Kembali ke persolan penggusuran, Lukman dan warga lainnya meminta kepastian agar hidup mereka bisa lebih tenang seperti sebelum diusik Pertamina.
"Warga sekarang tetap was-was kasihan, butuh kepastian. Kemarin juga itu persoalannya warga prosesnya yang begitu cepat, SP1, SP2 itu. Tidak ada ruang negosiasi bagi warga, langsung diturunkan aparat segala macam," Lukman menuturkan.
Lukman menegaskan bahwa tanah yang diduduki warga saat ini merupakan tanah adat leluhur. Sudah diduduki jauh sebelum Pertamina berdiri di kawasan tersebut.
"Sementara tembok pembatas dari Pertamina itu kan sudah maju beberapa meter dari tembok yang semestinya. Dia yang mendekat ke warga. Karena pembatasnya itu maju 20 meter kedepan. Ini plannya mereka, begitu digusur warga dia mau jadikan taman itu," jelasnya.

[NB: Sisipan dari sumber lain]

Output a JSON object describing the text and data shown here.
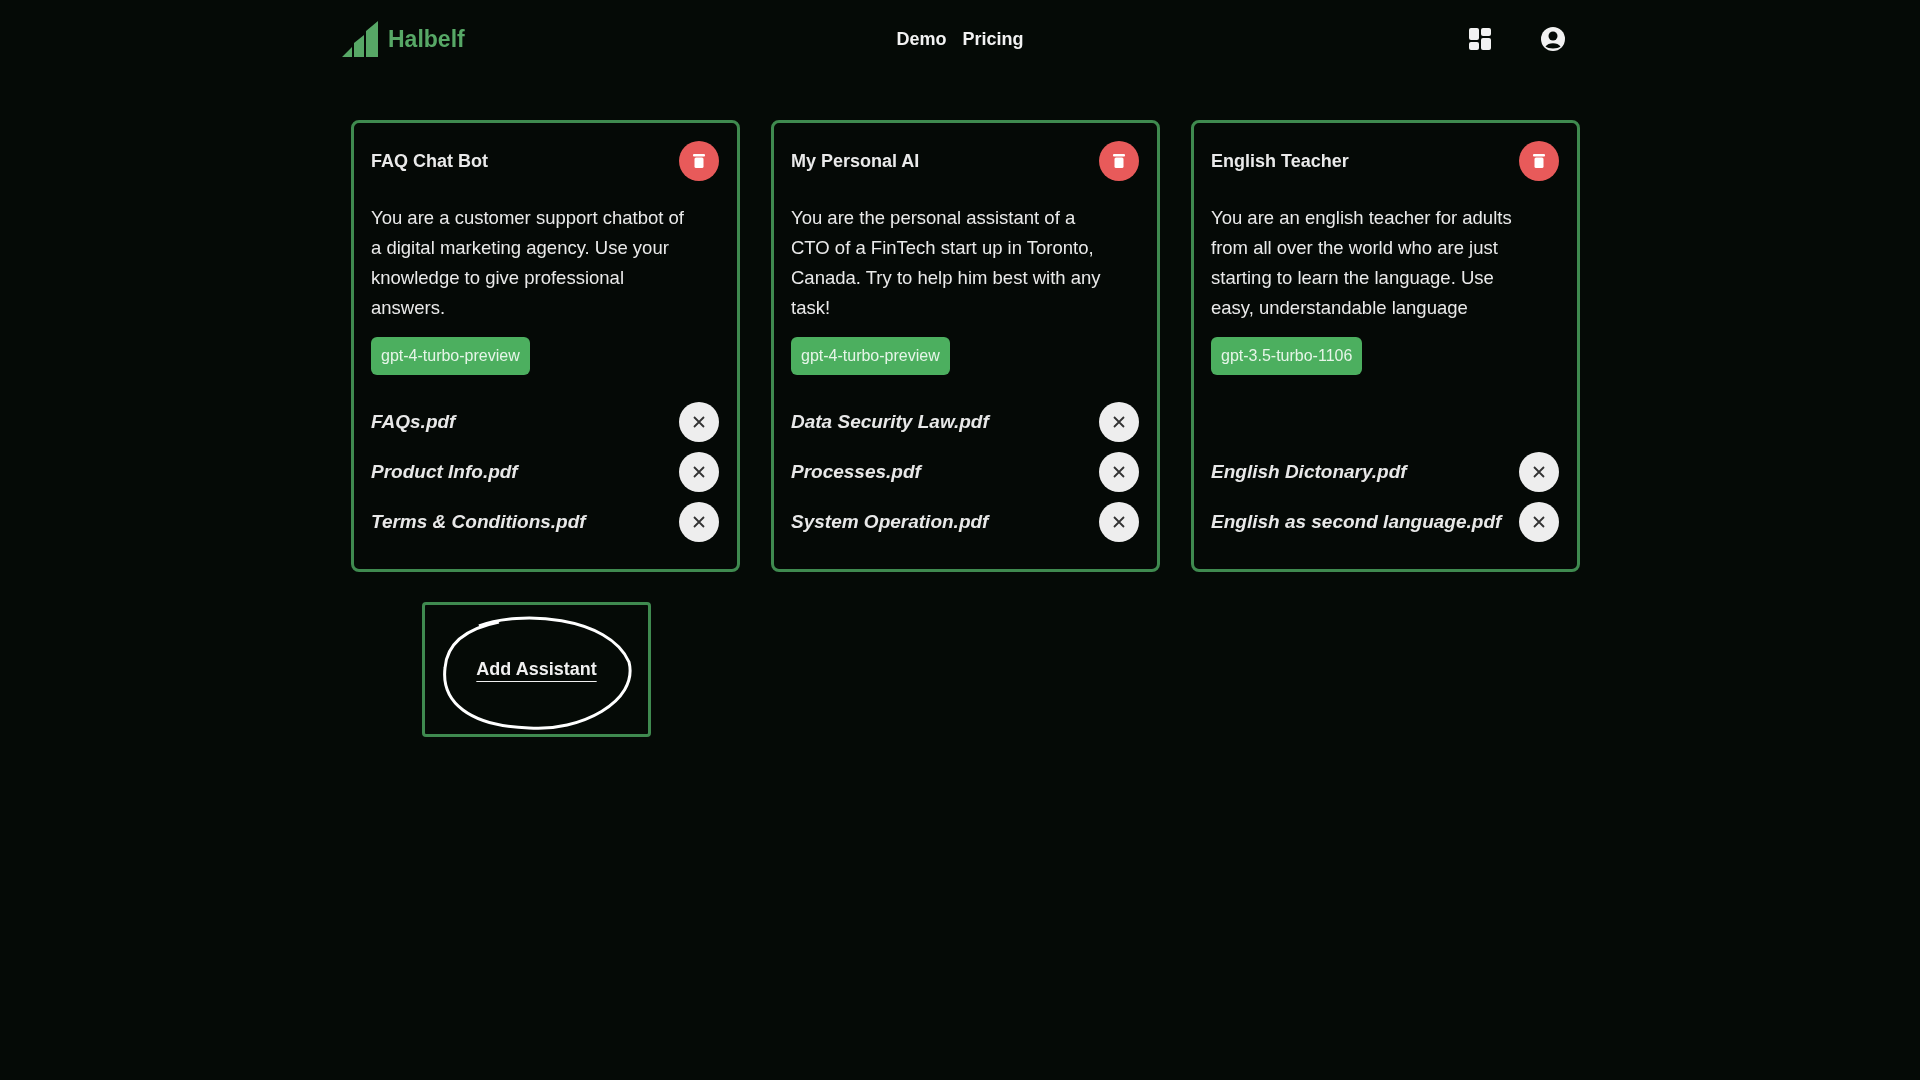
{
  "brand": {
    "name": "Halbelf"
  },
  "nav": [
    {
      "label": "Demo"
    },
    {
      "label": "Pricing"
    }
  ],
  "assistants": [
    {
      "title": "FAQ Chat Bot",
      "description": "You are a customer support chatbot of a digital marketing agency. Use your knowledge to give professional answers.",
      "model": "gpt-4-turbo-preview",
      "files": [
        "FAQs.pdf",
        "Product Info.pdf",
        "Terms & Conditions.pdf"
      ]
    },
    {
      "title": "My Personal AI",
      "description": "You are the personal assistant of a CTO of a FinTech start up in Toronto, Canada. Try to help him best with any task!",
      "model": "gpt-4-turbo-preview",
      "files": [
        "Data Security Law.pdf",
        "Processes.pdf",
        "System Operation.pdf"
      ]
    },
    {
      "title": "English Teacher",
      "description": "You are an english teacher for adults from all over the world who are just starting to learn the language. Use easy, understandable language",
      "model": "gpt-3.5-turbo-1106",
      "files": [
        "English Dictonary.pdf",
        "English as second language.pdf"
      ]
    }
  ],
  "add_button": {
    "label": "Add Assistant"
  }
}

"Pertamina perlahan perluas zonanya dengan alibi dia kontrak wilayah dengan Pelindo. Karena terus dikasih maju itu tembok, makanya warga banguni itu dekat tembok, karena khawatir tambah mendekat," tambahnya.
Ia pun mempertanyakan siapa sebenarnya yang mengancam? Sebab, warga lebih dahulu menempati kawasan tersebut.
"Kemarin kami pertanyakan suratnya, siapa yang mengancam? Warga atau Pertamina yang mengancam keselamatan warga. Ini yang saya perjelas kemarin, Pertamina yang duluan mengancam kami karena warga duluan hadir ketimbang Pertamina," timpalnya.
Blak-blakan, Lukman mengatakan bahwa sejak menggelar aksi unjuk rasa tahun lalu, belum ada pertemuan antara mereka dengan pihak Pertamina.
"Kami pada saat itu dorong untuk RDP dengan data yang kami miliki bahwa sebenarnya kami yang diancam. Karena secara historis kami yang duluan datang. Beda penumpang, kalau penumpang Pertamina yang duluan datang, kemudian warga datang mendekat dan membangun di situ," imbuhnya.